Mitte der neunziger schien die Kreativität von Regie Nicolaescú erschöpft, ein neuer Mann musste her. Die Buchautoren wechselten verschiedentlich. Im Ergebnis durfte sich der Besucher auf abwechslungsreiche aber nicht immer qualitativ gute Umsetzungen der Mayschen Stoffe wundern. Nachdem man der magischen 200.000 Besucher-Grenze 1994 trotz des bekanntesten May Buches “Der Schatz im Silbersee” erschreckend nah gekommen war, wagte man am Kalkberg doch einen größeren Umbruch mit der Verpflichtung des mit der Arena aus seiner Zeit als Latwesen Assistant erfahren Regisseurs Thomas-Louis Pröve (verst. 2004). Mit viel Elan und Einsatzfreude widmete sich dieser der Aufführung “Winnetou I”, fuhr mit rund 230.000 Zuschauer ein mehr als respektables Ergebnis ein – und mußte gehen. Pröve selbst war hier wohl dynamischer als es manchem Entscheidungsträger gefiel und forderte Veränderungen zu denen man nicht bereit war.

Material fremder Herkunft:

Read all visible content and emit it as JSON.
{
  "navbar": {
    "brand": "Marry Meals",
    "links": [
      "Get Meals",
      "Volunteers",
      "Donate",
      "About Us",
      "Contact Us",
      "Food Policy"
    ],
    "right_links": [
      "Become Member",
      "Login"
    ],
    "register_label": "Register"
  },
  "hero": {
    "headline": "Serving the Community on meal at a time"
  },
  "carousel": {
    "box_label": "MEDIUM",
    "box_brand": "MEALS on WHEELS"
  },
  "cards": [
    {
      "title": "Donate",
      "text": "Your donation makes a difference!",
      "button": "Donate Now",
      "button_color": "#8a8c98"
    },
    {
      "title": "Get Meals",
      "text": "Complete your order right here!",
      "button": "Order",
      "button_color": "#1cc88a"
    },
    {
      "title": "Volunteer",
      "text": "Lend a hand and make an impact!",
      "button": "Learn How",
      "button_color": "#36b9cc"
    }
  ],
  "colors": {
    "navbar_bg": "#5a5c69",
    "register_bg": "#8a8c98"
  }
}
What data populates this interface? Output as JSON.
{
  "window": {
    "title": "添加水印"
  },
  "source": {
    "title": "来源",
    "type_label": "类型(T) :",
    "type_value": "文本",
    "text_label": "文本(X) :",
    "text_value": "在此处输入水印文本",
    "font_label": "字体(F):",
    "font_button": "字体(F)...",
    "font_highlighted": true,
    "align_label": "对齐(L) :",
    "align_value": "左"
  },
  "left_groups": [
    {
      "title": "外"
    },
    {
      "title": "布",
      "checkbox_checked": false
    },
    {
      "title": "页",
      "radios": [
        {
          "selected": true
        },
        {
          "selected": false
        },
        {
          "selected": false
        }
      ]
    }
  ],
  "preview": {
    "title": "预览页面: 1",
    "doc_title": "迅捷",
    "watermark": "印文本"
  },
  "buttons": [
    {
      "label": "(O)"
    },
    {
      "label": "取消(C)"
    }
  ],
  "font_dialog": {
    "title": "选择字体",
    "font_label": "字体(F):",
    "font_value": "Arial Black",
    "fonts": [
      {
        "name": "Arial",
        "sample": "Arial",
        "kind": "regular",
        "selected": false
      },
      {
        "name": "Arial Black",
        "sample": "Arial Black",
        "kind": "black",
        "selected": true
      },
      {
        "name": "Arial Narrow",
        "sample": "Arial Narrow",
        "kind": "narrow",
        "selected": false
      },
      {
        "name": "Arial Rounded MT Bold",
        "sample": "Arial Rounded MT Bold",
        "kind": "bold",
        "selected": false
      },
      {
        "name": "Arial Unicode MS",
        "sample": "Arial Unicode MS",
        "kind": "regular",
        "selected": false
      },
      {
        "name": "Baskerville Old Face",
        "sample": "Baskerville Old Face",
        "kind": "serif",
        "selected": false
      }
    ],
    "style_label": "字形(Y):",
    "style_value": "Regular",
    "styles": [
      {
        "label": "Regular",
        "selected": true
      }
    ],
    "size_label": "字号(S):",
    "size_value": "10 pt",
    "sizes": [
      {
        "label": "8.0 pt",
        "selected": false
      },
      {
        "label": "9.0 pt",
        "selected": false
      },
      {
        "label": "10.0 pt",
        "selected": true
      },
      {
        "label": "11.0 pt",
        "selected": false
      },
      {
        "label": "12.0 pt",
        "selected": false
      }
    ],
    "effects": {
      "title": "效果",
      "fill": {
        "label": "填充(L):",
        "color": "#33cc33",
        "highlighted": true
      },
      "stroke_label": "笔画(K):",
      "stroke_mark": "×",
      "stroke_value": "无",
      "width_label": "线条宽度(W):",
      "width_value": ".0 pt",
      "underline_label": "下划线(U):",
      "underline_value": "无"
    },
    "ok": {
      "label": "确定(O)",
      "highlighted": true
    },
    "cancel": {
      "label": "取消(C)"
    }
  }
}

So feierte Norbert Schultze jr. im Folgesommer seinen Einstand bei den Karl May Spielen und festigte die Spiele in zwei aufeinander folgenden Spielzeiten. 1999 erfolgte dann jedoch wieder überraschend eine Kehrtwende mit der Verpflichtung von Pierre Brice als Regisseur. An diese Saison erinnern sich viele mit Grausen: Brandkatastrophe, Textbuch-Katastrophe, Inszenierungs-Katastrophe – und das bei einem selten gut besetzen Ensemble. In mancherlei Hinsicht wurden damals die Weichen für den Erfolg der Zukunft gestellt, Personen an die Bühne gebunden die bis heute Publikumslieblinge oder Erfolgsgaranten hinter den Kulissen sind. Doch mit Abschluß der Saison 1999 endete auch die Ära des Geschäftsführer Ernst Reher. Und unter seiner Nachfolgerin sollten die Karl May Spiele eine ganz neue Dynamik gewinnen.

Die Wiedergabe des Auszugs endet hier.